My Own “Grip It and Rip It” Moment
It reminded me of this situation last summer with that stubborn tree stump in the backyard. It wasn’t huge, but it was awkwardly placed, right where I wanted to put a new flower bed. I spent a whole Saturday trying the ‘proper’ way.
- First, I dug around it, trying to expose the roots like all the guides say. Sweated buckets doing that.
- Then, I got out the axe and saw, trying to cut through the main roots. Tedious work, kept hitting rocks.
- After that, I tried leverage with a big steel bar. Just couldn’t get the right angle, the thing wouldn’t budge.

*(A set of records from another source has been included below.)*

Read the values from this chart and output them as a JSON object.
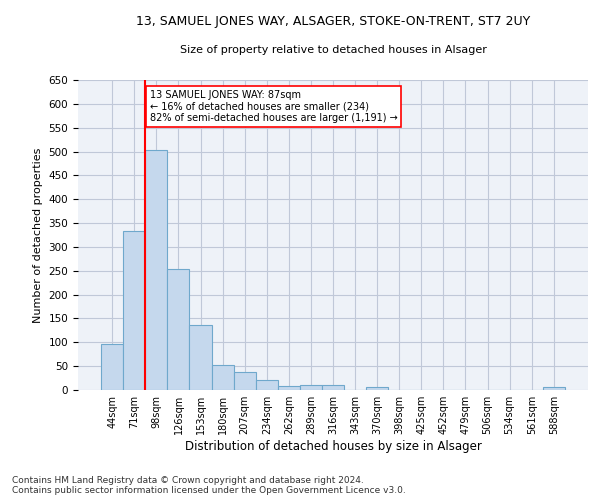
{
  "title": "13, SAMUEL JONES WAY, ALSAGER, STOKE-ON-TRENT, ST7 2UY",
  "subtitle": "Size of property relative to detached houses in Alsager",
  "xlabel": "Distribution of detached houses by size in Alsager",
  "ylabel": "Number of detached properties",
  "categories": [
    "44sqm",
    "71sqm",
    "98sqm",
    "126sqm",
    "153sqm",
    "180sqm",
    "207sqm",
    "234sqm",
    "262sqm",
    "289sqm",
    "316sqm",
    "343sqm",
    "370sqm",
    "398sqm",
    "425sqm",
    "452sqm",
    "479sqm",
    "506sqm",
    "534sqm",
    "561sqm",
    "588sqm"
  ],
  "values": [
    97,
    333,
    504,
    253,
    137,
    53,
    37,
    21,
    9,
    10,
    10,
    0,
    6,
    0,
    0,
    0,
    0,
    0,
    0,
    0,
    6
  ],
  "bar_color": "#c5d8ed",
  "bar_edge_color": "#6fa8cc",
  "grid_color": "#c0c8d8",
  "background_color": "#eef2f8",
  "annotation_line1": "13 SAMUEL JONES WAY: 87sqm",
  "annotation_line2": "← 16% of detached houses are smaller (234)",
  "annotation_line3": "82% of semi-detached houses are larger (1,191) →",
  "vline_x": 1.5,
  "ylim": [
    0,
    650
  ],
  "yticks": [
    0,
    50,
    100,
    150,
    200,
    250,
    300,
    350,
    400,
    450,
    500,
    550,
    600,
    650
  ],
  "footer_line1": "Contains HM Land Registry data © Crown copyright and database right 2024.",
  "footer_line2": "Contains public sector information licensed under the Open Government Licence v3.0."
}
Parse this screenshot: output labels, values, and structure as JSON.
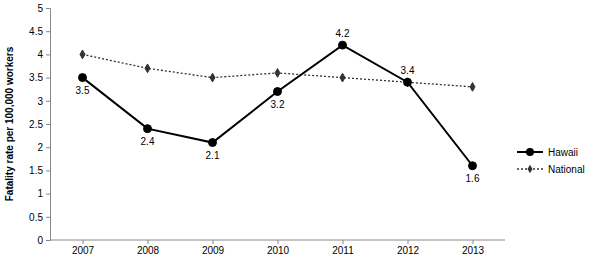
{
  "chart_data": {
    "type": "line",
    "y_label": "Fatality rate per 100,000 workers",
    "categories": [
      "2007",
      "2008",
      "2009",
      "2010",
      "2011",
      "2012",
      "2013"
    ],
    "ylim": [
      0,
      5
    ],
    "yticks": [
      0,
      0.5,
      1,
      1.5,
      2,
      2.5,
      3,
      3.5,
      4,
      4.5,
      5
    ],
    "grid": false,
    "legend": "right",
    "series": [
      {
        "name": "Hawaii",
        "color": "#000000",
        "marker": "circle",
        "line_style": "solid",
        "data_labels": true,
        "values": [
          3.5,
          2.4,
          2.1,
          3.2,
          4.2,
          3.4,
          1.6
        ]
      },
      {
        "name": "National",
        "color": "#333333",
        "marker": "diamond",
        "line_style": "dotted",
        "values": [
          4.0,
          3.7,
          3.5,
          3.6,
          3.5,
          3.4,
          3.3
        ]
      }
    ]
  }
}
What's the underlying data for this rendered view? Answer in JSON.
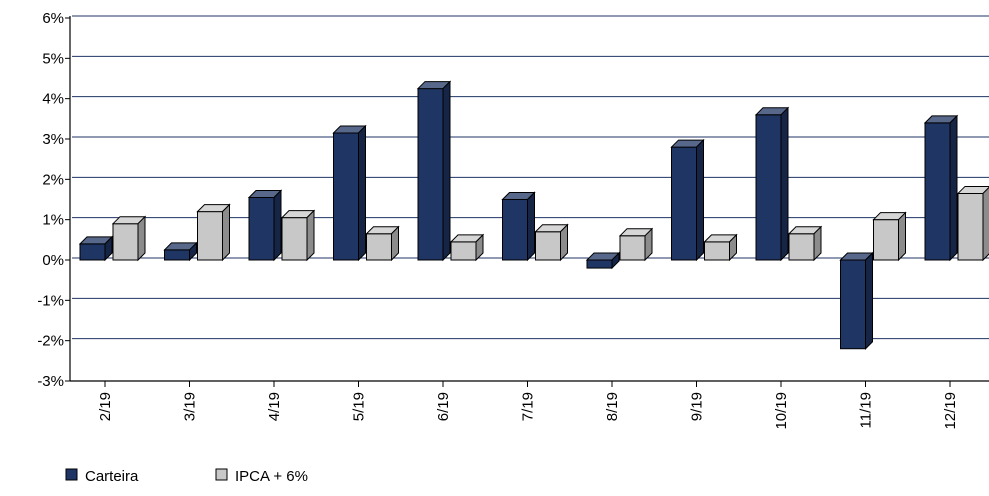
{
  "chart_data": {
    "type": "bar",
    "title": "",
    "xlabel": "",
    "ylabel": "",
    "categories": [
      "2/19",
      "3/19",
      "4/19",
      "5/19",
      "6/19",
      "7/19",
      "8/19",
      "9/19",
      "10/19",
      "11/19",
      "12/19"
    ],
    "series": [
      {
        "name": "Carteira",
        "color": "#1f3564",
        "values": [
          0.4,
          0.25,
          1.55,
          3.15,
          4.25,
          1.5,
          -0.2,
          2.8,
          3.6,
          -2.2,
          3.4
        ]
      },
      {
        "name": "IPCA + 6%",
        "color": "#c8c8c8",
        "values": [
          0.9,
          1.2,
          1.05,
          0.65,
          0.45,
          0.7,
          0.6,
          0.45,
          0.65,
          1.0,
          1.65
        ]
      }
    ],
    "ylim": [
      -3,
      6
    ],
    "yticks": [
      "-3%",
      "-2%",
      "-1%",
      "0%",
      "1%",
      "2%",
      "3%",
      "4%",
      "5%",
      "6%"
    ],
    "grid": true,
    "legend_position": "bottom-left",
    "bar_style": "3d"
  }
}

I was getting frustrated, covered in dirt, ready to just give up and plant around the darn thing. I sat there, looking at it, feeling beat. And somehow, the image of Daly just winding up and smashing a drive popped into my head. Not elegant, not careful, just pure commitment and power.

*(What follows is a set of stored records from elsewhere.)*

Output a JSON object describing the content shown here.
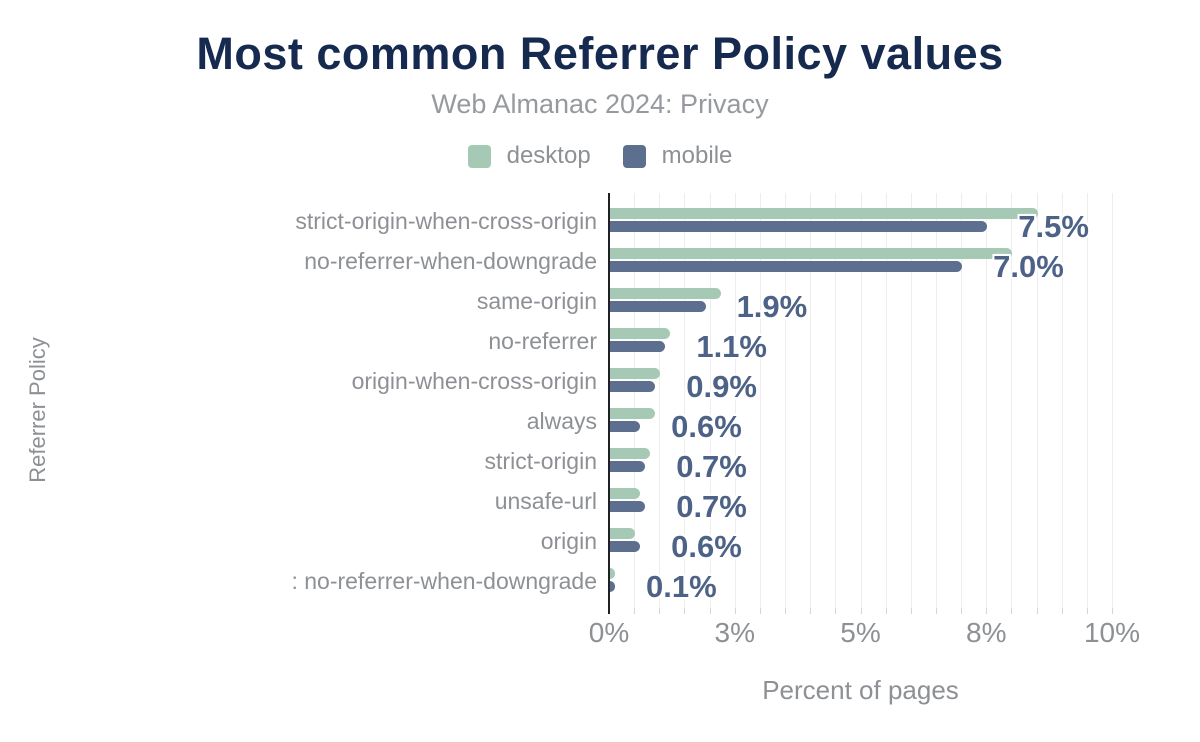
{
  "chart_data": {
    "type": "bar",
    "orientation": "horizontal",
    "title": "Most common Referrer Policy values",
    "subtitle": "Web Almanac 2024: Privacy",
    "xlabel": "Percent of pages",
    "ylabel": "Referrer Policy",
    "categories": [
      "strict-origin-when-cross-origin",
      "no-referrer-when-downgrade",
      "same-origin",
      "no-referrer",
      "origin-when-cross-origin",
      "always",
      "strict-origin",
      "unsafe-url",
      "origin",
      ": no-referrer-when-downgrade"
    ],
    "series": [
      {
        "name": "desktop",
        "color": "#a5c9b5",
        "values": [
          8.5,
          8.0,
          2.2,
          1.2,
          1.0,
          0.9,
          0.8,
          0.6,
          0.5,
          0.1
        ]
      },
      {
        "name": "mobile",
        "color": "#5d6f8e",
        "values": [
          7.5,
          7.0,
          1.9,
          1.1,
          0.9,
          0.6,
          0.7,
          0.7,
          0.6,
          0.1
        ]
      }
    ],
    "value_labels": [
      "7.5%",
      "7.0%",
      "1.9%",
      "1.1%",
      "0.9%",
      "0.6%",
      "0.7%",
      "0.7%",
      "0.6%",
      "0.1%"
    ],
    "value_label_series": "mobile",
    "xlim": [
      0,
      10.5
    ],
    "x_ticks": [
      {
        "value": 0,
        "label": "0%"
      },
      {
        "value": 2.5,
        "label": "3%"
      },
      {
        "value": 5,
        "label": "5%"
      },
      {
        "value": 7.5,
        "label": "8%"
      },
      {
        "value": 10,
        "label": "10%"
      }
    ],
    "grid": true,
    "grid_step": 0.5,
    "legend_position": "top",
    "colors": {
      "title": "#152a4e",
      "subtitle": "#96999e",
      "muted_text": "#8d9095",
      "value_label": "#4d6287",
      "axis_line": "#202124",
      "gridline": "#ededed",
      "tick_mark": "#d6d6d6",
      "background": "#ffffff"
    }
  }
}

I thought, “What the heck.” I wasn’t going to blow it up or anything crazy, but the finesse approach clearly wasn’t working for me here.
Going Direct
So, I went back to the garage. Didn’t grab the axe this time. I grabbed the biggest sledgehammer I own. The one I rarely use because it feels like overkill.

I walked back out to the stump. Didn’t worry too much about the smaller roots I hadn’t cut. I just picked a spot on the main bulk of the stump. Took a deep breath, swung that heavy sledgehammer back, and brought it down hard. Not wild, but focused, putting my weight into it.
WHAM!
A satisfying thud. Did it again. And again. I wasn’t trying to be surgical anymore. I was just trying to break its will, loosen things up through brute force.
After about ten solid hits, focusing on cracking the main part, I grabbed that steel bar again. Wedged it underneath. This time, when I put my weight on it, I heard a crack. A real one. The whole stump shifted.
A few more heaves, and maybe breaking one or two more smaller roots with some direct hits from the sledge, and the thing just sort of ripped free from the ground. It wasn’t pretty. Left a bigger hole than I planned. But the stump was out.

Took me maybe 20 minutes of the ‘Daly method’ versus hours of the ‘proper’ way yielding nothing but sweat.
Sometimes, I guess, you just gotta stop overthinking, trust your gut, and hit it hard. Worked for John Daly winning those majors, and hey, it worked for getting that stump out of my yard. Rough around the edges, maybe, but effective.